Ovviamente un sussidio non dovuto proprio a lui che era stato condannato per
aver fatto parte di Cosa nostra a Corleone. I finanzieri della tenenza di Corleone, nel corso dei controlli relativi ai
benefici erogati dall’Inps, lo hanno denunciato alla procura.
La condanna per mafia è uno degli ostacoli per accedere al reddito di
cittadinanza. E, invece, Alessandro Correnti aveva già intascato 9.800 euro
dall’aprile del 2019 ed è anche sottoposto alla misura cautelare dell’obbligo
di soggiorno nel comune di Corleone.
Il gruppo di Palermo della finanza, da alcune settimane, sta eseguendo
controlli a tappeto per verificare i requisiti di chi ha ottenuto il reddito di
cittadinanza. Le somme percepite da Correnti saranno sequestrate. «I
controlli proseguono – dice il comandante del Gruppo Palermo, Alessandro
Coscarelli – per verificare le autocertificazioni presentate ».
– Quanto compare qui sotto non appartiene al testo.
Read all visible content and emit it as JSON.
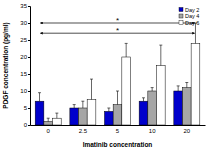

Quando nel luglio del 2011 Correnti venne arrestato, furono
ricostruite tutte le minacce e la sottomissione dei commercianti a
Corleone. Nessuno dei commercianti contattati dagli investigatori ammise mai
nulla. Eppure le indagini avevano trovato diversi riscontri ai ricatti imposti
dal nuovo clan Riina, che poteva contare su due giovani reggenti, Giuseppe
Grizzaffi ( pronipote dei Riina) e il cognato Alessandro Correnti. Il fratello
di Totò Riina faceva invece da supervisore e consigliere. Le microspie
raccontarono anche di un imprenditore del settore ortofrutticolo che telefonò
addirittura a casa di Gaetano Riina per mettersi a posto con la tassa mafiosa.
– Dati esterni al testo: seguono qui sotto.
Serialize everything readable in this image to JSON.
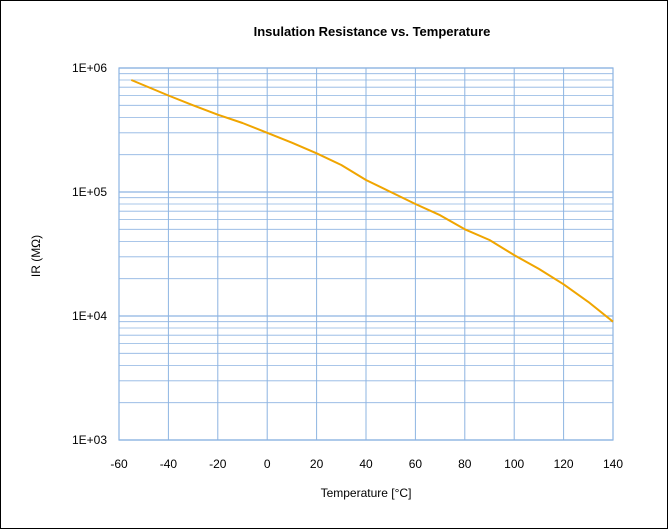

Alla moglie del boss affidò un messaggio: « Devo consegnare un acconto di 300
sui 2800 concordati». Il fratello di Totò Riina pensò addirittura a una
trappola della polizia. E allora mise in guardia i suoi fidati. Ma
quell’imprenditore non era un poliziotto, era un disperato che seguiva le leggi
della mafia. Da qualche anno il nome di Alessandro Correnti non fa parte delle
cronache giudiziarie e forse, anche lui, sperava che il suo cognome venisse
dimenticato e ha presentato una richiesta per il reddito di cittadinanza che
gli è stato, incredibilmente, concesso. La guardia di finanza, invece, quel
cognome non lo ha dimenticato e ha scoperto il raggiro. — ro.ma.